6. Imago Dei

Imago Dei – Image of God (Genesis 1.26-27)

Basically, it means we are God’s mini-me’s. We are made to reflect God and to bear his good characteristics.

Images are always from a particular perspective, and I think the beauty of the diversity of humanity is that we are all different images of God; we each show a different perspective of God.

The Imago Dei reminds us of several things about humanity.

  1. Humans, like God, are rational and intelligent.
  2. Humans, like God, are relational and communal.
  3. Humans, like God, are creative and we value beauty.
  4. Humans, like God, are moral and ethical.
  5. Humans are not an accident. God intentionally imbued humanity with something of himself.

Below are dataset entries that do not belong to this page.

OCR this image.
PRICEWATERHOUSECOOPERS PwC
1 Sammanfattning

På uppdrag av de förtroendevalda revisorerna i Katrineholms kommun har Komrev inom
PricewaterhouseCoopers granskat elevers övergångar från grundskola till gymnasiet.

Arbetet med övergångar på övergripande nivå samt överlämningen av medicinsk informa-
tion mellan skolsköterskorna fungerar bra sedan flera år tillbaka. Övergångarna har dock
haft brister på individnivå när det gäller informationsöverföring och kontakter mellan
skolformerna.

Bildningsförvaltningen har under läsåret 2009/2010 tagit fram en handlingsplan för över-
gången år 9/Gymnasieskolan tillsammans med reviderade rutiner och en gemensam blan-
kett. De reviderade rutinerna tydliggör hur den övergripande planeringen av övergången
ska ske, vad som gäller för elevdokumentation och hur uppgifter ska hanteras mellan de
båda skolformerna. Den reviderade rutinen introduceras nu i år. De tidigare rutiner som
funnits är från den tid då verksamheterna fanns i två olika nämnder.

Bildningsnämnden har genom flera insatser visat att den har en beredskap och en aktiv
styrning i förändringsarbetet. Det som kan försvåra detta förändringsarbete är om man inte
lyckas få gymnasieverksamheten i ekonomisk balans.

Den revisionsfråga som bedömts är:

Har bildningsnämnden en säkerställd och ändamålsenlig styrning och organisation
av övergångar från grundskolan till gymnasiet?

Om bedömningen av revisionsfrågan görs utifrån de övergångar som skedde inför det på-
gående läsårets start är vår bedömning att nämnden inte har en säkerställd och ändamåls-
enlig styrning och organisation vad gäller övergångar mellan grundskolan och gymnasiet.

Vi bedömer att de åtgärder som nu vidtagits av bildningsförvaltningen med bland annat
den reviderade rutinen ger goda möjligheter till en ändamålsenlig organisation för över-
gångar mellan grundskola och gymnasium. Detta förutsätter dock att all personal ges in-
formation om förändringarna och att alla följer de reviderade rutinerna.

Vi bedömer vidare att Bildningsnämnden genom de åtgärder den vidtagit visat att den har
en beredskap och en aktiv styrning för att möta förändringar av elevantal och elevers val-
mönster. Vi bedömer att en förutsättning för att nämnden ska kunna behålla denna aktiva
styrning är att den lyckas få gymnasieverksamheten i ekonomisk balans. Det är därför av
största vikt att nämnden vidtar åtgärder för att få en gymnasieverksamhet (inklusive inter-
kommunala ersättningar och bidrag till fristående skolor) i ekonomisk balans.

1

There is dignity in human life.

In Genesis 1, humans fulfil a priestly role within God’s temple, which is creation itself.

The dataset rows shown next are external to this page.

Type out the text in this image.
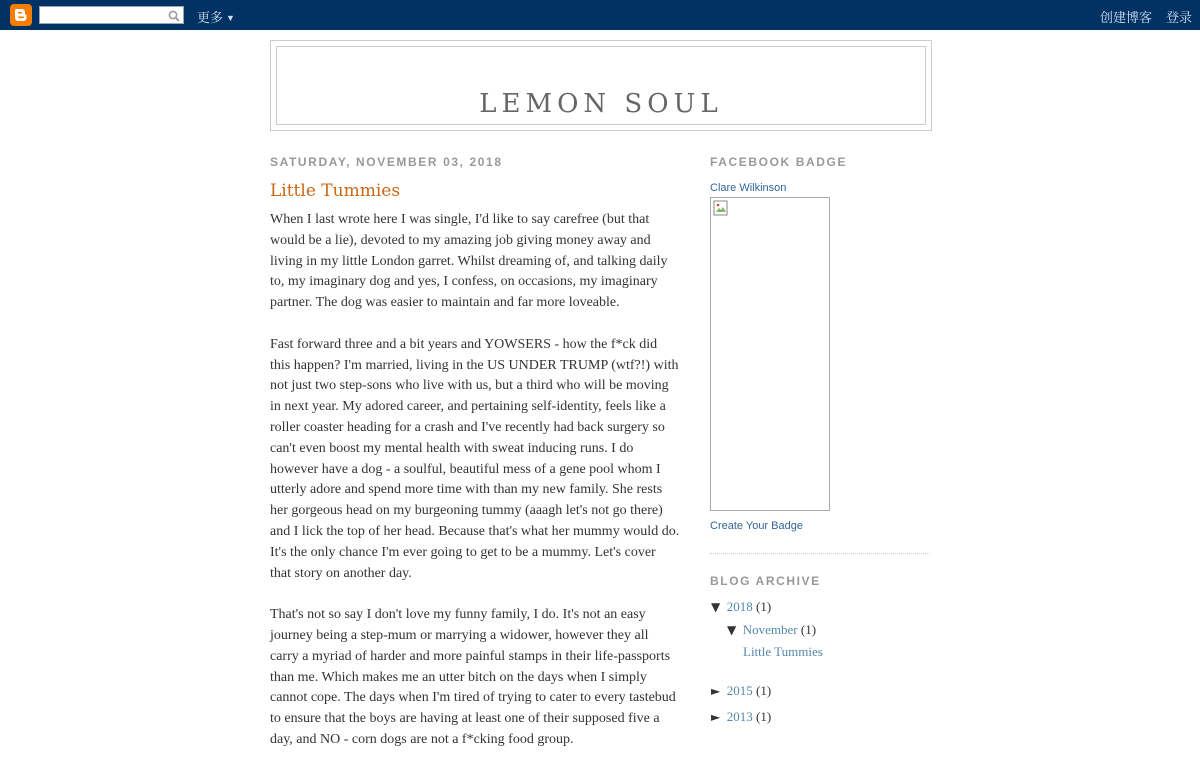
更多 ▼	创建博客 登录
LEMON SOUL
SATURDAY, NOVEMBER 03, 2018
Little Tummies

When I last wrote here I was single, I'd like to say carefree (but that would be a lie), devoted to my amazing job giving money away and living in my little London garret. Whilst dreaming of, and talking daily to, my imaginary dog and yes, I confess, on occasions, my imaginary partner. The dog was easier to maintain and far more loveable.

Fast forward three and a bit years and YOWSERS - how the f*ck did this happen? I'm married, living in the US UNDER TRUMP (wtf?!) with not just two step-sons who live with us, but a third who will be moving in next year. My adored career, and pertaining self-identity, feels like a roller coaster heading for a crash and I've recently had back surgery so can't even boost my mental health with sweat inducing runs. I do however have a dog - a soulful, beautiful mess of a gene pool whom I utterly adore and spend more time with than my new family. She rests her gorgeous head on my burgeoning tummy (aaagh let's not go there) and I lick the top of her head. Because that's what her mummy would do. It's the only chance I'm ever going to get to be a mummy. Let's cover that story on another day.

That's not so say I don't love my funny family, I do. It's not an easy journey being a step-mum or marrying a widower, however they all carry a myriad of harder and more painful stamps in their life-passports than me. Which makes me an utter bitch on the days when I simply cannot cope. The days when I'm tired of trying to cater to every tastebud to ensure that the boys are having at least one of their supposed five a day, and NO - corn dogs are not a f*cking food group.

FACEBOOK BADGE
Clare Wilkinson
Create Your Badge
BLOG ARCHIVE
▼ 2018 (1)
▼ November (1)
Little Tummies
► 2015 (1)
► 2013 (1)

Sumerian temples were consecrated with ceremonies that would last 7 days, each day celebrating a different part of the natural world. On the last day, the seventh day, the deity would be invited into the temple and would rest. The presence of the deity would sometimes be represented by an object of some sort, an idol. That idol was the image of that deity.

In Christianity, Jesus is the ultimate image of God. Colossians 1.15; Hebrews 1.3; John 14.9.

We reflect God’s character and likeness imperfectly, Jesus reflects it ultimately.

Christians who have fought for the rights of women, children, people of different ethnicities, of different classes, and other similar causes, have adopted the argument that people are the image of God and so they have rights and they should be treated equally. Each individual person should be treated as an emissary of God himself.